El siglo XX ha sido el siglo de las devastaciones, de las destrucciones y de las reconstrucciones. Recuerdo que al final de la Segunda Guerra Mundial no se hablaba más que de reconstrucción. Creo recordar los cálculos a que se entregaba una de mis tías bretonas para determinar a qué tipo de villa podía aspirar en la periferia de Lorient como compensación por la pérdida de un apartamento en el centro de la ciudad. Me gustaban las ciudades nuevas que surgían del suelo, las casas modernas con cuarto de baño y calefacción central que se distinguían tan radicalmente de los viejos inmuebles de la parte baja de la calle Monge, en París. Mis gustos han cambiado, y aún ha cambiado más la calle Monge. Pero la reconstrucción, en aquella época, era, junto a la música y las películas americanas, el símbolo de una vida limpia, moderna y brillante, el símbolo de la vida a la que yo aspiraba.

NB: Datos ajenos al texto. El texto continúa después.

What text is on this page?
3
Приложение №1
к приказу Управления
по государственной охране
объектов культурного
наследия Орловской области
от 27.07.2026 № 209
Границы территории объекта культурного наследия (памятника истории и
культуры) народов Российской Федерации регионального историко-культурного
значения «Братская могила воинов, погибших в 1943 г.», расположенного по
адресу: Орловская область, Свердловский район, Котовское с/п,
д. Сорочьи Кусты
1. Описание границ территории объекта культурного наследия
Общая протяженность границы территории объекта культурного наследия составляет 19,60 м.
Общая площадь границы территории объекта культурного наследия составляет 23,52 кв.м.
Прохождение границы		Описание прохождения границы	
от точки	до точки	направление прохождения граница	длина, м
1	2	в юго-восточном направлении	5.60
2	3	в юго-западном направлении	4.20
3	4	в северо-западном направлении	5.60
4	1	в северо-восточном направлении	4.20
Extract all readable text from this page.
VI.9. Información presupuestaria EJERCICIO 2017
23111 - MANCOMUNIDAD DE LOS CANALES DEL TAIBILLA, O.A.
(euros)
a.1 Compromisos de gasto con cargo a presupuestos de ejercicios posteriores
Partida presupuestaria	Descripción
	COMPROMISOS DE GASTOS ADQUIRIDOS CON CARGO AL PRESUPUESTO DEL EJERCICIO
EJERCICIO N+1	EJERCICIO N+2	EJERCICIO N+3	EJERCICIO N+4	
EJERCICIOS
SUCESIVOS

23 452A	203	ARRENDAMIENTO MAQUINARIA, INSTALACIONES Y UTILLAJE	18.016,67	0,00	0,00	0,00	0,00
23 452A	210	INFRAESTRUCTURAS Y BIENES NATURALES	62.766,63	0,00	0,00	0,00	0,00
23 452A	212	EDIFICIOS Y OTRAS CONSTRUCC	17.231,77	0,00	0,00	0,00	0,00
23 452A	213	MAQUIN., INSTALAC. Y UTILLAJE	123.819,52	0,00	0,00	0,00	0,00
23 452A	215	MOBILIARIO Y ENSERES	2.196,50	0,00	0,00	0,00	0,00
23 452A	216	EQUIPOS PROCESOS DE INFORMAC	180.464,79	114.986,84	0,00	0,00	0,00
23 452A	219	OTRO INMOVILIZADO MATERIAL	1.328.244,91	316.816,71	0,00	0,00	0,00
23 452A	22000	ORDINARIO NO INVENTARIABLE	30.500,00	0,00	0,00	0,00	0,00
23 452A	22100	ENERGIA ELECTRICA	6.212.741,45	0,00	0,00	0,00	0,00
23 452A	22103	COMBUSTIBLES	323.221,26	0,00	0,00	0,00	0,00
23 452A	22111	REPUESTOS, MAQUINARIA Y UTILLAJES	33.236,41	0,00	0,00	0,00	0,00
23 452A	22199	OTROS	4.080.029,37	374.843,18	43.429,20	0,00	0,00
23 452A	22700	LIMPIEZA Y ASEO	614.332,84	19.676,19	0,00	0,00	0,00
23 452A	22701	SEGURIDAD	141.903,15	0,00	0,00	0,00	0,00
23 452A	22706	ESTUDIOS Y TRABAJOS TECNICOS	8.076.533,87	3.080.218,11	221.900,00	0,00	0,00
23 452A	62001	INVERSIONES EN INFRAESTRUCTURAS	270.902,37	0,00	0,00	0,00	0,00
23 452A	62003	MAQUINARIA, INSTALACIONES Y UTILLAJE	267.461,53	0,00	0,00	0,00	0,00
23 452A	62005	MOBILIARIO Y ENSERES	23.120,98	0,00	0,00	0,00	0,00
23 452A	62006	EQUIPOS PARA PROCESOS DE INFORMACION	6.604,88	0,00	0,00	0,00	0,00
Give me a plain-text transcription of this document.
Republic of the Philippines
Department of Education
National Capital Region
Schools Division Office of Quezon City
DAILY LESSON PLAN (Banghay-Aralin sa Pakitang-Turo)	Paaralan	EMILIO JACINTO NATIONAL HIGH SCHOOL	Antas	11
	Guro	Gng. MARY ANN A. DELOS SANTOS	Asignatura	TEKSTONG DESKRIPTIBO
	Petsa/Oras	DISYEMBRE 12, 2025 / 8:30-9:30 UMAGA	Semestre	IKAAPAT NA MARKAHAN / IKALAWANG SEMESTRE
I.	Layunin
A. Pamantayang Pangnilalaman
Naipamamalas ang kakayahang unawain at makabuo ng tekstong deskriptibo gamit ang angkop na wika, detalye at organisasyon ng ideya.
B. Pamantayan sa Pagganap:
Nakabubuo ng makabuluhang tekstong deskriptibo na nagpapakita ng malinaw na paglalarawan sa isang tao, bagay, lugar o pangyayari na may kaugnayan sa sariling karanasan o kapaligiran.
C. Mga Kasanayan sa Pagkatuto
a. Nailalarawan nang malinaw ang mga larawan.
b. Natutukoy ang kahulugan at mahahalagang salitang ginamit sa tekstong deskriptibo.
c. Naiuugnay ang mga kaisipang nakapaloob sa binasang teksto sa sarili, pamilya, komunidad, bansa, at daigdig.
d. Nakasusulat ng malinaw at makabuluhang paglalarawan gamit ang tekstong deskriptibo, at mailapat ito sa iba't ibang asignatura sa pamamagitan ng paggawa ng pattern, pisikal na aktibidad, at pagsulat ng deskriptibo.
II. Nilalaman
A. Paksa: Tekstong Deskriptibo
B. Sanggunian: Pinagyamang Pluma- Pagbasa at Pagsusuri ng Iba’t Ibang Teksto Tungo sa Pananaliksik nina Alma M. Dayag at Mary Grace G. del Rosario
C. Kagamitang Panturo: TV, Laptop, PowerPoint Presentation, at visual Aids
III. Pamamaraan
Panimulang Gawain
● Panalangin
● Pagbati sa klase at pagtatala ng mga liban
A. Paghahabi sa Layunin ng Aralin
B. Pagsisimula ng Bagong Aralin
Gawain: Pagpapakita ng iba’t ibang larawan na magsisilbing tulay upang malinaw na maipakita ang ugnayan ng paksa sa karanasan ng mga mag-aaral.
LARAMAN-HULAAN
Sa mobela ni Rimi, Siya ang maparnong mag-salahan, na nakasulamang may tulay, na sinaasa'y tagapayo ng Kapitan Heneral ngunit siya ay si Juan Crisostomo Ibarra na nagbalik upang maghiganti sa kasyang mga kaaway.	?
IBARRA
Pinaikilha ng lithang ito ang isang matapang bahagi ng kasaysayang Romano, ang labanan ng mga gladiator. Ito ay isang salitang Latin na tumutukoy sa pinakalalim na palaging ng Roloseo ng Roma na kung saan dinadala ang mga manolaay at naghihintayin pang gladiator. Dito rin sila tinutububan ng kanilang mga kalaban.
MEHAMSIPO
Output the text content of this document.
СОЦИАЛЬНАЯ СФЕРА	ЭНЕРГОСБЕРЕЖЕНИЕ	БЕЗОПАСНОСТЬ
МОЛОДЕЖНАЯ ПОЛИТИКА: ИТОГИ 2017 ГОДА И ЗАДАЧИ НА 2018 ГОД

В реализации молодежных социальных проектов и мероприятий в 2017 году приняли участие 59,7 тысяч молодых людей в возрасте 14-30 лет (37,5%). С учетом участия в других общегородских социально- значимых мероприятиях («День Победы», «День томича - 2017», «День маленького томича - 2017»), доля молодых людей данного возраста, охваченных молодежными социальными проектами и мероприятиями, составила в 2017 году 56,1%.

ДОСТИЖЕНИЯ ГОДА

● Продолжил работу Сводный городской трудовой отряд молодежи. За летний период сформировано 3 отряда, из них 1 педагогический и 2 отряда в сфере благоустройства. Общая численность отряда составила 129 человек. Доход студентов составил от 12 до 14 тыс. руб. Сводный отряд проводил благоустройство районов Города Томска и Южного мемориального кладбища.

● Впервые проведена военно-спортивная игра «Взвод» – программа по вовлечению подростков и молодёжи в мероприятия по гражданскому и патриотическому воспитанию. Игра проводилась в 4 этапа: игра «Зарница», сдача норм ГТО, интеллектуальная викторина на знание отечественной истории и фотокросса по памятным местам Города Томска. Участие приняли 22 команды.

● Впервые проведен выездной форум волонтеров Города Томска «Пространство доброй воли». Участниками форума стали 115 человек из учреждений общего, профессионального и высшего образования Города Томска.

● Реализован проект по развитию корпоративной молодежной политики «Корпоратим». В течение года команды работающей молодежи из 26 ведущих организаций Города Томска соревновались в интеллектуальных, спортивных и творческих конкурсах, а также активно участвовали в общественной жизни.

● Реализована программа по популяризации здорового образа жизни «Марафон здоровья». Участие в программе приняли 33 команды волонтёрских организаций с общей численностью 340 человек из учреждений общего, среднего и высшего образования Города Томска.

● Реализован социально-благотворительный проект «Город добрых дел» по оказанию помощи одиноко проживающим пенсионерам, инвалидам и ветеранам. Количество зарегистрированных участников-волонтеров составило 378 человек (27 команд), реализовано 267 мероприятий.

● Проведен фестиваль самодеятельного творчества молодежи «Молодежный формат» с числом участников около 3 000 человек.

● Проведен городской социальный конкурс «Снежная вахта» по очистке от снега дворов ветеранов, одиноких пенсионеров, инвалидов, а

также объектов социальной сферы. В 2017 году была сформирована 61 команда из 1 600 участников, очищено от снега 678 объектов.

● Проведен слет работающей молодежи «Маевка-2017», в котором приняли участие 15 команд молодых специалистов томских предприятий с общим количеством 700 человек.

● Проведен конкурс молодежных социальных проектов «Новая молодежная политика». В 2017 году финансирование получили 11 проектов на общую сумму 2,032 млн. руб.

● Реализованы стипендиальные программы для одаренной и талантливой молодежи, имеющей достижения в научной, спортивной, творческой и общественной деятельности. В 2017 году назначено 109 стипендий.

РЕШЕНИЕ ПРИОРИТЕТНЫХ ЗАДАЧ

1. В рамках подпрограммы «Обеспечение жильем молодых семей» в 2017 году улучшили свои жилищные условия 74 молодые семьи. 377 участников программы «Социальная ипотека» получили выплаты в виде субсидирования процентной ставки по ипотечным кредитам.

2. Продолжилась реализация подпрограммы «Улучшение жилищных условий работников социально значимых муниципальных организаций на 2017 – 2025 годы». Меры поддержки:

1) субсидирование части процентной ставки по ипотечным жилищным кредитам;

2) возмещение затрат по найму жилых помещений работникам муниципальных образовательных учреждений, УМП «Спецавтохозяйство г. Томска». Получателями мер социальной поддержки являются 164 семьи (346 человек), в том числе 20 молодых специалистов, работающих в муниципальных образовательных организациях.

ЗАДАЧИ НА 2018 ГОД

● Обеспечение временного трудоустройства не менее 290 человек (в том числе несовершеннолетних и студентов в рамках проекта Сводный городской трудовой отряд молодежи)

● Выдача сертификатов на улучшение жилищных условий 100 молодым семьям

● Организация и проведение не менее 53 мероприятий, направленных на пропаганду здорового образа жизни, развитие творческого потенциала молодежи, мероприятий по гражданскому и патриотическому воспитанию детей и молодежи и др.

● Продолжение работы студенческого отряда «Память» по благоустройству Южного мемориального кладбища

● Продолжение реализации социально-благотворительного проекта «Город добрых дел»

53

El antropólogo de principios del siglo XXI, por su parte, no puede ser sensible más que a los cambios de contexto y de escala que gobiernan hoy toda descripción del espacio. La urbanización del mundo va acompañada de modificaciones en lo que podemos definir como «urbano». Estas modificaciones guardan, naturalmente, relación con la organización de la circulación, de las migraciones y de los desplazamientos de población, con la organización de la confrontación entre la riqueza y la pobreza, pero podemos considerarlas, en sentido más amplio, como una expansión de la violencia bélica, política y social. Y ello porque no hay duda de que es la violencia lo que se encuentra en el origen de las remodelaciones urbanas y sobre todo de las obras de construcción que, en diferentes lugares del mundo, dan a un tiempo testimonio de los enfrentamientos que generaron las ruinas y del voluntarismo que preside las reconstrucciones: violencia de la guerra civil e internacional en Beirut, violencia de la guerra mundial y del enfrentamiento entre el Este y el Oeste en Berlín, violencia social en las periferias parisinas; violencias surgidas justo en el momento en que se piensa estar resolviendo las desigualdades sociales y la separación en guetos mediante la implosión de los conjuntos urbanísticos. También a este respecto resulta ejemplar el derrumbamiento de las torres de Manhattan: traduce un cambio de escala (todos pertenecemos al mismo mundo, para bien y para mal) y el surgimiento de nuevas formas de violencia; es el fruto de la guerra civil planetaria. Añadamos que, en un siglo que privilegia el estereotipo, la copia o el facsímil, el acontecimiento de Manhattan se convertirá sin duda muy pronto en el ejemplo más demostrativo de lo que se podría llamar la paradoja de las ruinas. Paradoja que es preciso comentar: sin duda es en la hora de las destrucciones más generalizadas, en la hora en que existe una mayor capacidad de aniquilamiento, cuando las ruinas van a desaparecer a un tiempo como realidad y como concepto.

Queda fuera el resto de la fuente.